Face à l’inflation, les géants de l’agroalimentaire veulent montrer patte blanche. Accusés par certains acteurs d’entretenir la flambée des prix en empochant de confortables marges au passage, les industriels se sont engagés dans des renégociations avec les distributeurs, et les premiers résultats de ces échanges devraient être visibles dans les prochaines semaines, a déclaré le patron de l’Association Nationale des Industries Alimentaires (Ania).
Interrogé sur FranceInfo , Jean-Philippe André a rappelé que sur les 45 géants de l’agroalimentaire, «80% vont activer des leviers pour faire en sorte que, dans les trois prochains mois, les prix en rayon baissent». Dans la majorité des cas, il ne s’agira toutefois pas d’un recul pérenne, mais plutôt de promotions temporaires : les industriels concernés doivent encore encaisser, en amont, des coûts élevés, les prix des matières premières n’ayant pas baissé, a argumenté le représentant. Les prix en rayon de certains produits, comme ceux à base de céréales, de volaille ou de café, pourront quant à eux bénéficier durablement de la chute des matières premières.
Les promotions auront «un vrai impact pour les consommateurs», a assuré le président de l’Ania, à partir de la première quinzaine de juillet et pour trois mois. Elles seront visibles sur 200 à 300 références nationales, et les baisses de prix engendrées devraient s’échelonner entre «7,5% et 10%», jusqu’en septembre, selon Jean-Philippe André. «Vous allez avoir quatre, cinq marques qui vont pouvoir baisser […] et toutes les autres vont faire des opérations promotionnelles qui n’étaient pas prévues», a-t-il expliqué. Les produits concernés seront variés, la totalité des 75 plus grandes entreprises de l’agroalimentaire devant proposer des opérations, selon le président du directoire de Haribo France. Ces actions devraient par ailleurs être financées par les industriels, qui prendront sur leurs marges.
Pas de retour aux prix d’avant
Le patron de l’Ania a toutefois rappelé qu’il ne croyait nullement à un retour aux prix d’avant-crise. «On ne reviendra jamais à ce niveau-là», tous les éléments – dont les salaires – ayant été «chamboulés», s’est-il justifié. «Il est juste et honnête de dire qu’on ne reviendra pas aux niveaux de 2019, ça, c’est certain», a-t-il martelé.

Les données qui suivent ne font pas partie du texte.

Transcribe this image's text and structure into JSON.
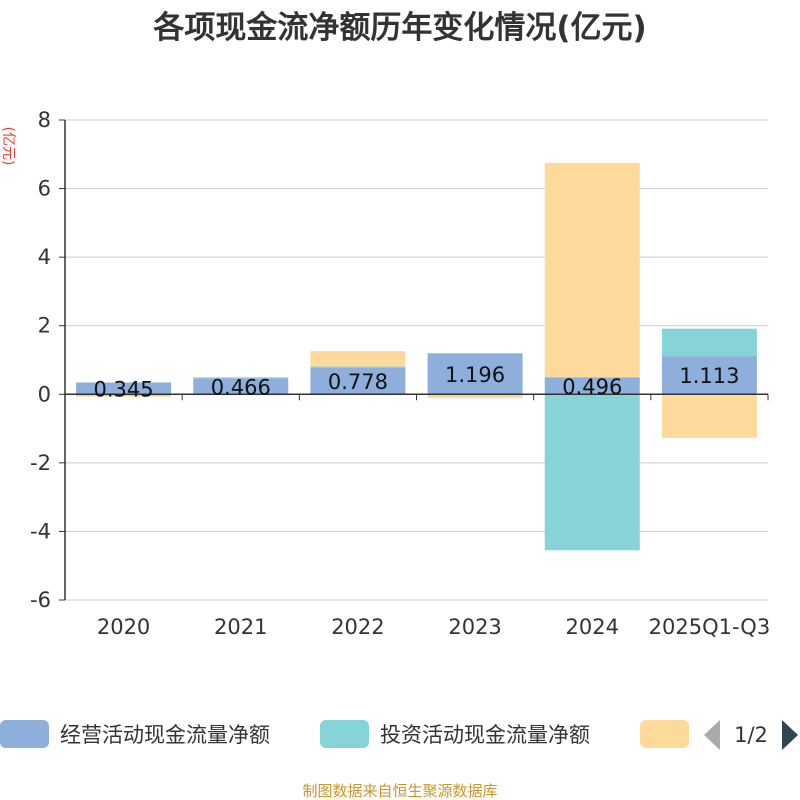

Un constat similaire à celui dressé par l’Insee : selon les statisticiens nationaux, l’inflation devrait ralentir considérablement d’ici la fin de l’année, mais sans aller jusqu’à une déflation pour autant. «Les prix à la consommation des produits alimentaires pourraient nettement ralentir, sans toutefois forcément baisser en moyenne», résumaient-ils dans leur note.
Le patron de l’Ania s’est par ailleurs insurgé contre l’idée selon laquelle ses membres auraient bénéficié de marges particulièrement massives grâce à l’inflation. S’appuyant sur un rapport passé de l’inspection générale des finances (IGF) sur l’année 2022, il a contesté le taux de marge de 48% avancé par l’Insee. «Ça doit se compter sur les doigts de la main, une entreprise, sur les 75 [plus grands groupes agroalimentaires] qui nous dit aujourd’hui “j’ai conservé mon niveau de marge”», s’est-il agacé.
S’il n’y aura pas de retour aux prix des dernières années, les industriels promettent donc de prendre leur part dans la lutte contre l’inflation. Reste à voir si les distributeurs répercuteront ces baisses de prix et promotions dans les rayons. Sur Cnews, jeudi matin, la ministre déléguée chargée du Commerce a confirmé que les consommateurs devraient voir certaines «baisses» de prix dans les rayons, dès juillet, tout en avertissant les acteurs que l’État compte bien surveiller de près la situation. «Nous serons extrêmement vigilants pour que les baisses de prix soient répercutées», a prévenu Olivia Grégoire.